Cet employé de la SNCF habite à quelques dizaines de kilomètres de là. Dans la région, la plupart des entreprises ont mis la clé sous la porte. Une alternative lui a bien traversé l’esprit : partir. « Peut-être, mais il faudrait vendre la maison et dans le village, elles sont déjà nombreuses sur le marché. J’ai contacté une agence immobilière il y a six mois… Six mois sans la moindre offre. »
Il m’explique aussi combien la vie est difficile au village. Depuis que les entreprises du coin ont fermé, de nombreux habitants vivent du RSA, le revenu minimum. Et, malgré son travail, au bout du mois, il ne lui reste guère plus qu’eux. Ces autres « qui ne font rien et qui, en plus, font du bruit »… Des comportements qui dérangent.
La fracture sociale ne sépare pas les très riches des très pauvres, non : il n’y a pas de riches ; il y a d’un côté ceux qui sont exclus de la société et se débrouillent avec leurs allocations et de l’autre, ceux qui partent travailler chaque jour avec la peur de perdre leur job. Le village est comme coupé en deux.

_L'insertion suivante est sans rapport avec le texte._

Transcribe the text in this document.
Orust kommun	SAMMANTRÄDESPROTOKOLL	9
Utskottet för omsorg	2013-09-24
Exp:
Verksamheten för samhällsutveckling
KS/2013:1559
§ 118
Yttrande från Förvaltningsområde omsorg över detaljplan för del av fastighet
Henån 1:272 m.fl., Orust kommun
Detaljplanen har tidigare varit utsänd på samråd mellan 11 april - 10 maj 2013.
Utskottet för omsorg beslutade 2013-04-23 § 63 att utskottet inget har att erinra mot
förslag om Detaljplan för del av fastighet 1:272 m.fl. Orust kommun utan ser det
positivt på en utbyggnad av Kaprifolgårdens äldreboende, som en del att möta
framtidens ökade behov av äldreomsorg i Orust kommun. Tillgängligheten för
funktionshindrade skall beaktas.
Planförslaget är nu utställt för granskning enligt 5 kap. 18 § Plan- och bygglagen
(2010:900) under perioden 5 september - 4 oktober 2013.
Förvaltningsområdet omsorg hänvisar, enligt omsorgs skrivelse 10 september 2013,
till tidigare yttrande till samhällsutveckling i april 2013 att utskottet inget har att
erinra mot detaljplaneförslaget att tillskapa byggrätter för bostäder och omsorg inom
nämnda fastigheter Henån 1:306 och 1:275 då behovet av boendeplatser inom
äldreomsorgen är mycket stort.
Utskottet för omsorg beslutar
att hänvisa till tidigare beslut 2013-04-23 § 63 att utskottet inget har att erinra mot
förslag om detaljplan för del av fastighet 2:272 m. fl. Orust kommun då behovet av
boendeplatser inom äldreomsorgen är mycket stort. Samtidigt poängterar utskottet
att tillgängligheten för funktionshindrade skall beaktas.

Dans le train, je préviens les organisateurs de la conférence de mon retard, mais mon esprit est resté à quai. Dans cette scène de vie quotidienne, il y a toute la désespérance. Celle de ces jeunes qui ont envie de vivre et de travailler au pays et cherchent inlassablement un job, celle d’une région rurale qui se sent oubliée, et puis celle des voyageurs dont les trains ne passeront bientôt plus, et des agents de la fonction publique qui, bien que convaincus de la plus-value de leur mission de service à la population, se retrouvent seuls et démunis face aux utilisateurs mécontents.
Des villages de France où, comme à d’autres endroits que l’on connait, les moins privilégiés s’opposent aux plus pauvres, car la paupérisation des territoires rend le quotidien et la vie commune de plus en plus pénibles.
L’on s’étonnera encore de la montée de forces rétrogrades comme l’extrême droite, mais nous aurons beau y opposer de beaux discours depuis Paris ou Bruxelles : le nécessaire renforcement de la démocratie gangrénée par les « populismes » n’aura de sens que lorsqu’on se penchera sur ces territoires trop longtemps délaissés, et que l’on cessera de sacrifier le service public sur l’autel de la compétitivité.